木下 テーマをもらうと、そのテーマと自分の間に距離を置ける。自分の中から見つけて書くとなると、自分と短歌の距離が近い分、恥ずかしくてだれかに見せたいという気持ちも起こりにくくなるかもしれません。いずれにしても、ぼくは、だれかに見せないなら、歌は書かないですね。いつも読者を意識して書いています。
服部 わたしも木下さんと同じで、読者を意識していますね。わたしが感じる美しさが読者に届けばいいと思っています。一方で、作品は手を離れてしまうと、自分のものではなくなるので、自分が想像したものと違うものを読者に見つけてもらっても嬉しいです。

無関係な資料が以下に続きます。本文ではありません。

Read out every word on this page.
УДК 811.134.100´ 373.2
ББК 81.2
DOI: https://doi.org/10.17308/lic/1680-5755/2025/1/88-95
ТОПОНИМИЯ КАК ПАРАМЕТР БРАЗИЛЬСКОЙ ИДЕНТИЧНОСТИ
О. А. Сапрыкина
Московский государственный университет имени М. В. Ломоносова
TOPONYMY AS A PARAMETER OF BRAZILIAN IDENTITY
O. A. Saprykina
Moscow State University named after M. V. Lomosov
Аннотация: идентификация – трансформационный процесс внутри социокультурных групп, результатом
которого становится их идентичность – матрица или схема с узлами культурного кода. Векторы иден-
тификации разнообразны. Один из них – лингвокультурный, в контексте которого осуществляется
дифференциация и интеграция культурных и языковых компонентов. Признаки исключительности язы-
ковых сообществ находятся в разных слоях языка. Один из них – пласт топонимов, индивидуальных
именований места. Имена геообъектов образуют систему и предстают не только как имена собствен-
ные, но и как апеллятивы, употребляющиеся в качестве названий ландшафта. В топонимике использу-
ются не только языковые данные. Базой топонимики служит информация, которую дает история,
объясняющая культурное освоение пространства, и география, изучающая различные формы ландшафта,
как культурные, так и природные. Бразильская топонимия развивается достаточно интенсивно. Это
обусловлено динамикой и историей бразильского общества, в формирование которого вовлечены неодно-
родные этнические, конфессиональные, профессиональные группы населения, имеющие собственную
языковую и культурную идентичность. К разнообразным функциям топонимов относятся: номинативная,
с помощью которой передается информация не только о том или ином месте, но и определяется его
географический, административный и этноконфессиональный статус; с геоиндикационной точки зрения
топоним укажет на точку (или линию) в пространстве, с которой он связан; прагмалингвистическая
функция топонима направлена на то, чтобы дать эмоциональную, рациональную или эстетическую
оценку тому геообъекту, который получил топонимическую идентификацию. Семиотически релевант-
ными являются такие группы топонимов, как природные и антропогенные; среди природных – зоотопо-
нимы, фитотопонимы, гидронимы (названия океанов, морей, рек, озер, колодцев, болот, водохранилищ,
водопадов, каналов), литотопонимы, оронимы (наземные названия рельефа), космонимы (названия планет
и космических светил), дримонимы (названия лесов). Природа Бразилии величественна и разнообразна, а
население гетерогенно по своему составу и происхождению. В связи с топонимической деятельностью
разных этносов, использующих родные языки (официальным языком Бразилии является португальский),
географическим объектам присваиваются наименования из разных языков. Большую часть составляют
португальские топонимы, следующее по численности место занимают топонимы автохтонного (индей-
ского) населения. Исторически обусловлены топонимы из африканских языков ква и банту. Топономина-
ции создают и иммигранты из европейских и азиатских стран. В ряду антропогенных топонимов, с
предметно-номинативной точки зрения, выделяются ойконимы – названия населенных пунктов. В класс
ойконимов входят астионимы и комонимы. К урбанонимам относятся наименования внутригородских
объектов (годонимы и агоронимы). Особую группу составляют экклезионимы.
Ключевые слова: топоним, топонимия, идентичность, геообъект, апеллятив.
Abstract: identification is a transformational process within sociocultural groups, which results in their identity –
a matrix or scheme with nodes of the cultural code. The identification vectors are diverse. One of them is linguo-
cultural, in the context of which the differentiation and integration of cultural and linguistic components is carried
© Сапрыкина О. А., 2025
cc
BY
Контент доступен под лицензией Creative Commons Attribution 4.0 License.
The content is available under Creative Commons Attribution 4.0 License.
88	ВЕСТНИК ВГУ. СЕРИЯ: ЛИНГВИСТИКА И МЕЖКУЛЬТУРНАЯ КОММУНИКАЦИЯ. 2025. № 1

想像してもらうというと、今回の往復短歌の最後は、ハッピーエンドか、バッドエンドかわからないような1首をおきました。読者が読むことによって、その人の過去の恋愛経験とかに結び付いて、作品が完成していくといいなと思っています。
私自身はやったことがないのですが、自分のために短歌を作るのも、短歌の重要なあり方のひとつだと思っていて、自分が考えていることや気持ちを五・七・五・七・七の形にすると客観的に見られるし、形があると作りやすいかなと思います。
木下 短歌をやっている人はナイーブな人と思われがちなんですけど、基本的に鈍感なんじゃないかと。本当にナイーブな人だったら、自分の作品がどう伝わるのか、完全には把握できないから怖いという気持ちがあると思うので、ある程度鈍感じゃないと世の中には出せないと思います。
ぼくも短歌をはじめたころ、自分の気持ちの整理をつけようと、自分の中のストックを削る気持ちで書いていたんですよ。でも、書いているうちに、ストック分は使い果たして、今は、外部にネタを取りに行って、それをまた自分の貯蔵庫にストックして書いている感じですね。
服部 わたしの場合は、貯蔵庫にストックしておいてあるものを出すというよりは、周りに木の実や果物があるからそれを摘み取って、それを料理しているという感覚です。この食材とこの食材を掛け合わせたらどうだろう、そういうふうに歌を作っています。
服部真里子(はっとり・まりこ)
1987年横浜市生まれ。歌人。2006年早稲田短歌会入会、作歌を始める。歌集『行け広野へと』(本阿弥書店)。「飛ぶ教室」44号に「海痩せて」を寄稿。未来短歌会所属。
木下龍也(きのした・たつや)
1988年山口県生まれ。歌人。歌集『つむじ風、ここにあります』『きみを嫌いな奴はクズだよ』。岡野大嗣との共著に『玄関の覗き穴から差してくる光のように生まれたはずだ』。